= Robert Goble =

English harpsichord builder

Robert Goble (1903–1991) was an English harpsichord builder.

The son of Harriet and John Goble, a wheelwright, he grew up in Thursley, Surrey. He first encountered pioneering early-instrument-maker Arnold Dolmetsch and his family in the autumn of 1917, when they took refuge from London air raids by renting a small house in Thursley before settling in nearby Jesses, Haslemere. He was later taken on by Dolmetsch as an assistant. In 1928, a music scholarship from Dolmetsch went to Elizabeth Brown, of Liverpool, who was to become Goble's wife in 1930; he survived her by 10 years. She was primarily a keyboard player; she later became a player of the bass viol.

In the late 1930s he set up independently, making recorders and furniture. He also made a harpsichord for his wife, using a plucking mechanism that he had invented and was to patent; though it was not practical in the long run and he did not take it further. He had two sons: Andrea, born in 1931, followed his father into the business, and Paul, born in 1933, became a painter.

During the Second World War, he went to work in a Gosport boatyard, making motor torpedo boats, and then at the branch of the Admiralty that was based at Haslemere, where he made apparatus for radar research.

In 1947, he moved to Headington, on the outskirts of Oxford, to a house with space for a large workshop. After his son Andrea left school to work with him, the firm of Robert Goble & Son came into being, making recorders (for the first five years), spinets, clavichords and harpsichords. His wife often decorated the soundboards.

At this period of the early instrument revival, harpsichord builders were interested in updating the instrument, not only adding more features such as a low 16' set of strings and pedals to change the registers. They were also keen to find new materials to build with, such as metal and plastic, and new methods of manufacture like those used in piano construction, so the instrument could be made to stand up to the demands of concert touring with a robustness not found in historical instruments.

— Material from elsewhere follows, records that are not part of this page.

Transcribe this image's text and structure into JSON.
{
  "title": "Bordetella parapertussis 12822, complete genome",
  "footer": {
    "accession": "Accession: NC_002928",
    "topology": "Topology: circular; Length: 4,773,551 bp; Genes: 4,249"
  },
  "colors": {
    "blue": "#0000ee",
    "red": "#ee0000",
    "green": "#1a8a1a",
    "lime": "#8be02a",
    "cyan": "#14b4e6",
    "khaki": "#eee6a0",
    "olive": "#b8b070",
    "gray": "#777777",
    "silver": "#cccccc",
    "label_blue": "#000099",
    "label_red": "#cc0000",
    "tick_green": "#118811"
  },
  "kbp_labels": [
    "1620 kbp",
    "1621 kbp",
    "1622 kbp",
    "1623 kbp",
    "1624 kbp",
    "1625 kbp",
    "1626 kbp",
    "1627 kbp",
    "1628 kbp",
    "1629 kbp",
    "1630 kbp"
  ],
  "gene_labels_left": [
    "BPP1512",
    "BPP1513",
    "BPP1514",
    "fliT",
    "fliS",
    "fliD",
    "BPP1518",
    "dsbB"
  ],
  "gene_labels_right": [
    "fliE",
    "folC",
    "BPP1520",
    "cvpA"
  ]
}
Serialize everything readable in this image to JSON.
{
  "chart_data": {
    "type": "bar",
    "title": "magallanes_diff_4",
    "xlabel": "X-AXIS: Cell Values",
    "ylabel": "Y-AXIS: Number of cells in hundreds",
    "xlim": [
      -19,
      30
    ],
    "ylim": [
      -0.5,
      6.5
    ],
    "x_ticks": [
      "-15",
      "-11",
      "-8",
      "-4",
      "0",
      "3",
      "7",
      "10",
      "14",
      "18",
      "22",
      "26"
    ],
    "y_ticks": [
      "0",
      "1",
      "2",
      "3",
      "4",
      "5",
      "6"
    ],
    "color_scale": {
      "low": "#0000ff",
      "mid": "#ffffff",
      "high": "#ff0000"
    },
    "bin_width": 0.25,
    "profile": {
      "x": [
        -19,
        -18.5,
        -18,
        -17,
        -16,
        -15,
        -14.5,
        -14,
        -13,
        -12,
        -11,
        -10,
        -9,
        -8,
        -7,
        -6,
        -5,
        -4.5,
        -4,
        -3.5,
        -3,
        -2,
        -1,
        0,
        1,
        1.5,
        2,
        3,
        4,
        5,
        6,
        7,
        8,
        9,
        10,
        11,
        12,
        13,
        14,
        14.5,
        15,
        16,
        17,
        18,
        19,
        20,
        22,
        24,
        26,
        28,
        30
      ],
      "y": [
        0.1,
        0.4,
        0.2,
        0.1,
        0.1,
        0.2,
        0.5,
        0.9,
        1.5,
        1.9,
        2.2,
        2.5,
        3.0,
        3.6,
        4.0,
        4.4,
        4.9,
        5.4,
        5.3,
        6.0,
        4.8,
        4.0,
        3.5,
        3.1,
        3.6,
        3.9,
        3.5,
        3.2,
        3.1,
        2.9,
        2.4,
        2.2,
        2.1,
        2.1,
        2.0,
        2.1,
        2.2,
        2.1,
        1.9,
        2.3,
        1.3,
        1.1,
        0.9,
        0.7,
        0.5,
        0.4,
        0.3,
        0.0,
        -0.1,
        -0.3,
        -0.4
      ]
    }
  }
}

Goble produced his first concert model in 1952, which was a success. Further improvements were made and his harpsichords were played by noted musicians, such as Millicent Silver; they were exported to Australia, the Netherlands and the United States. The workforce remained small; seven at its highest. In the 25 years the workshop sent off about 700 keyboard instruments.

In about 1970, the historically informed performance movement caught up with him. Authenticity of sound was demanded, and this meant abandoning the search for improvement of previous decades and returning to the baroque models. But this was to be his son's task. The continuity of the firm was assured by his son Andrea and the addition of his grandson Anthony Goble.

The harpsichord played by American singer-songwriter Tori Amos on her 1996 album Boys For Pele and the subsequent Dew Drop Inn Tour was made by Robert Goble & Son. The model she used is the Christian Zell double manual, Hamburg 1728.